ORLANDO, Fla. — Flavor is a focus for the two new product lines that Apio debuted Oct. 19-20 at the Produce Marketing Association’s Fresh Summit.

The company spoke with booth visitors about its Chopped and Crumbled salads, an evolution of its line of superfood salads, and its new Ready to Wok stir fry kits. Both products just started shipping within the last couple of months, said Jenny Stornetta, senior marketing communications manager for Guadalupe, Calif.-based Apio.

There are four flavor profiles for the salad line — Sesame Crunch, Bistro Bacon, Mediterranean Crunch and Apple Gouda.

“What we’ve done is kind of taken what’s really great about our superfoods and put them in a new format because everything’s chopped up into bite-size pieces, and then we have a much higher proportion of toppings to vegetables, not only versus our other kits but versus all the other (kits),” Stornetta said. “The real intent there was to make sure that every time you took a bite you got toppings, enough toppings and enough salad dressing in every bite so that you got all the deliciousness through the entire eating experience.”

The company worked with outside culinary experts to develop the flavor profiles and followed that with consumer taste testing.

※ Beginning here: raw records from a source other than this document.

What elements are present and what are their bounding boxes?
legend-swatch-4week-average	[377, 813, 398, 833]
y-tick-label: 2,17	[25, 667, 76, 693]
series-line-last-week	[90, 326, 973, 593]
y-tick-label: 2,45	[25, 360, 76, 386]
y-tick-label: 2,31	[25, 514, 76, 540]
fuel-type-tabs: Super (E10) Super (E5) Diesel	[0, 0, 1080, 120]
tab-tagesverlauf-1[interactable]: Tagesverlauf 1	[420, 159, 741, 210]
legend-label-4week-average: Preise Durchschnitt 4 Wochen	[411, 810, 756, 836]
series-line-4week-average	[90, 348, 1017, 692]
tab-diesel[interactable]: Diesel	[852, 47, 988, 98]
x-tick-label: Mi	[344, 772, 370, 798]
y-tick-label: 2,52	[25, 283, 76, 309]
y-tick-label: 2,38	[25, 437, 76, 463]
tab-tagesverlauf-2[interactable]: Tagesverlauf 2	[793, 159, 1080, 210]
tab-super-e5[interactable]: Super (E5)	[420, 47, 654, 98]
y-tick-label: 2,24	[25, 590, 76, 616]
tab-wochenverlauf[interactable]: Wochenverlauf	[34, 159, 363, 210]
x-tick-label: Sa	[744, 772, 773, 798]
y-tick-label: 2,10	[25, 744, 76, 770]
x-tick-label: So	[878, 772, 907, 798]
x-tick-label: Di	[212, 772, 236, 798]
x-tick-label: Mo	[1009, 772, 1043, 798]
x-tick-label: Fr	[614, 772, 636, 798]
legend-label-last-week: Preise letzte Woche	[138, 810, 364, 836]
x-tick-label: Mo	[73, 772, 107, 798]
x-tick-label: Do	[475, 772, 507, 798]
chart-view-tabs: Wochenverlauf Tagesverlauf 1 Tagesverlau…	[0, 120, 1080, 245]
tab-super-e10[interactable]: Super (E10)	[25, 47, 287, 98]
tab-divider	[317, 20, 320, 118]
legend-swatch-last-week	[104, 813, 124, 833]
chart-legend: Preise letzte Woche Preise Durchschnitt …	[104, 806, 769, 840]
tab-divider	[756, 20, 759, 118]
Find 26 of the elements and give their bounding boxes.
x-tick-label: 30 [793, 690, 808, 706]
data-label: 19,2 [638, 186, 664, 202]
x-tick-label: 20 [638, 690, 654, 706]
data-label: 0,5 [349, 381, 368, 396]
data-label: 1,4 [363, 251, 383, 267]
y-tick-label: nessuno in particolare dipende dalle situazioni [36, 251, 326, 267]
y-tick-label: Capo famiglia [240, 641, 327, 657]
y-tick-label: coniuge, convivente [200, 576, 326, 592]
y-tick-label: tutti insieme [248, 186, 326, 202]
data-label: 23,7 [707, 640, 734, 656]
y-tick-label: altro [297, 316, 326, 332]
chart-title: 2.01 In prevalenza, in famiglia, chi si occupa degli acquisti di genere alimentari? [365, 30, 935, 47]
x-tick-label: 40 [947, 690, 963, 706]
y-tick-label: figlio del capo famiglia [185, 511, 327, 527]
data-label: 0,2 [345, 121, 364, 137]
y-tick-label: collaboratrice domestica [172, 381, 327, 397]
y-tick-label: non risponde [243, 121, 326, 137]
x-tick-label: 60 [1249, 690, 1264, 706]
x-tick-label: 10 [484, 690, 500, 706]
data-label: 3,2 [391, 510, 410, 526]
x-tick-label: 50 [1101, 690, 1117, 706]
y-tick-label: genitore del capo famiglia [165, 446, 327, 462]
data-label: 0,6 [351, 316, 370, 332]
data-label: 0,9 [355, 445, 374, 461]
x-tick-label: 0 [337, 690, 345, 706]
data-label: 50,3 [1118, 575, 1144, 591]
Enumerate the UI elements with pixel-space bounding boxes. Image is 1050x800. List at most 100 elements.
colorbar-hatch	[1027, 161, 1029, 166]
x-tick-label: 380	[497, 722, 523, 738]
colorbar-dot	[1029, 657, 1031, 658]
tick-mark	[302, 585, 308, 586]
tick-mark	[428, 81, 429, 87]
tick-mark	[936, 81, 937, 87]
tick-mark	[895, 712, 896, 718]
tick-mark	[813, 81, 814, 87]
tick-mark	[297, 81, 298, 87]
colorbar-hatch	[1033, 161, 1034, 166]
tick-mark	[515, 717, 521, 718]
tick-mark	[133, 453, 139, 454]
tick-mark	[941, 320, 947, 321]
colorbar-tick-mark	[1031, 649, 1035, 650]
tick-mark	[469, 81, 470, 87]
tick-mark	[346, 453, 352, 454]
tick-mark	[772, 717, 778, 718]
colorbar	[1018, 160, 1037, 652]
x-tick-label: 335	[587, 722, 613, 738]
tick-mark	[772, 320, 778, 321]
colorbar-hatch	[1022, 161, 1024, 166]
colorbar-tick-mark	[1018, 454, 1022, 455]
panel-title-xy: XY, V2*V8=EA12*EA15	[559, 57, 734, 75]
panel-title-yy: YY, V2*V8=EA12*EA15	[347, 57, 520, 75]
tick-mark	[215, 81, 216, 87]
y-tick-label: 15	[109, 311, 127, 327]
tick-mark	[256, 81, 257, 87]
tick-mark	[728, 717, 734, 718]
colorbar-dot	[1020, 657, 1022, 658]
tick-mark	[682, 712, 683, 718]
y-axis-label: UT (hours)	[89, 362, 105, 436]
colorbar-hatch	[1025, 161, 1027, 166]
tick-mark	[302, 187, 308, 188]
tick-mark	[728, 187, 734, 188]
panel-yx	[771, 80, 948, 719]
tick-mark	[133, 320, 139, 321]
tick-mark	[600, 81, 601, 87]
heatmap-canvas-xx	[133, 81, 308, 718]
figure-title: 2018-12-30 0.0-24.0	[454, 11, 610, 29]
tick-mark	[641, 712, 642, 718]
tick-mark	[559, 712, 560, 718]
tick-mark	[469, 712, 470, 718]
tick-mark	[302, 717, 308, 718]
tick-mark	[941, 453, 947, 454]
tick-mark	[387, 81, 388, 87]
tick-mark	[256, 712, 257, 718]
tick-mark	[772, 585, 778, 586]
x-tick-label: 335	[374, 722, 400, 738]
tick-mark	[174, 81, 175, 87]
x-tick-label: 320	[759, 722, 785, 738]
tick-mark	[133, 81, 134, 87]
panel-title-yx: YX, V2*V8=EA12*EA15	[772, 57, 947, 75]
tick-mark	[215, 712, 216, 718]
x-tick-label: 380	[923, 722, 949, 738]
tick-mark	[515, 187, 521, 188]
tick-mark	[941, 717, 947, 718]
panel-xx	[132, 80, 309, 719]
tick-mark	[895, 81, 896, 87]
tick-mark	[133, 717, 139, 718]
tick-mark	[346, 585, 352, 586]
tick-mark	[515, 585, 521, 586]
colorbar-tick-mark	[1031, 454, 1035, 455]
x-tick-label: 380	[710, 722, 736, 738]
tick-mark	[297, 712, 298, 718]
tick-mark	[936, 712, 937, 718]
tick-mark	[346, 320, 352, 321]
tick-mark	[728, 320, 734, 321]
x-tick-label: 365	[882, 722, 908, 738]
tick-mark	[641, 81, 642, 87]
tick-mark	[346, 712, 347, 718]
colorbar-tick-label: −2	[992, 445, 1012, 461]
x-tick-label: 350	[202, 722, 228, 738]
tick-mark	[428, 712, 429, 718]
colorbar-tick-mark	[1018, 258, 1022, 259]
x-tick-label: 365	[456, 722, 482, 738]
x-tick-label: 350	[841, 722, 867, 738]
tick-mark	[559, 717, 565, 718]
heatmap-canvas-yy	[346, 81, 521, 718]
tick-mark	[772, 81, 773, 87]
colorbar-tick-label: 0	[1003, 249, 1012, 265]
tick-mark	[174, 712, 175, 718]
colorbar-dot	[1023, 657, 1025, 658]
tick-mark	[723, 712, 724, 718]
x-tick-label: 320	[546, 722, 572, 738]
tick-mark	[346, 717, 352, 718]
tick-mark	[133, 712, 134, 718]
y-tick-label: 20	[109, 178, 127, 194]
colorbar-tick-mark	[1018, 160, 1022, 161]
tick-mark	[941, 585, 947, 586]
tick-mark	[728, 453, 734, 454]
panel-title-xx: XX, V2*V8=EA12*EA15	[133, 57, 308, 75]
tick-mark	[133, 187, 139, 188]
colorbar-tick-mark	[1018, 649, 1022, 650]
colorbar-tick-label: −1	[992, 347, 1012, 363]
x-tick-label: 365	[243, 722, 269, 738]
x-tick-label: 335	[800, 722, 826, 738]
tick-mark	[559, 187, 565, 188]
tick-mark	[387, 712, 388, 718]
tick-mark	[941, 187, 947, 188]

“We work in vegetables all the time, and we all have a different palate, we all have different flavors we like, but we tend to become a very specialized group of people who find deliciousness in all vegetables, so we want to make sure we take it to the everyday person who’s out there shopping and looking for new ways to eat their vegetables in a tasty and easy way, and so what we use the consumer taste-testing for is really to take the big idea — and sometimes they can be a little bit too culinary, they can be a little too high-flavor — and so we use that to kind of hone in on what makes each product special,” Stornetta said.

The options available in the Ready to Wok line are Teriyaki and Garlic Sesame.

“What’s really unique about these is they are the only kits in the fresh produce aisle that have yakisoba noodles inside,” Stornetta said. “It’s the vegetables, the noodles, a sauce and one topping.”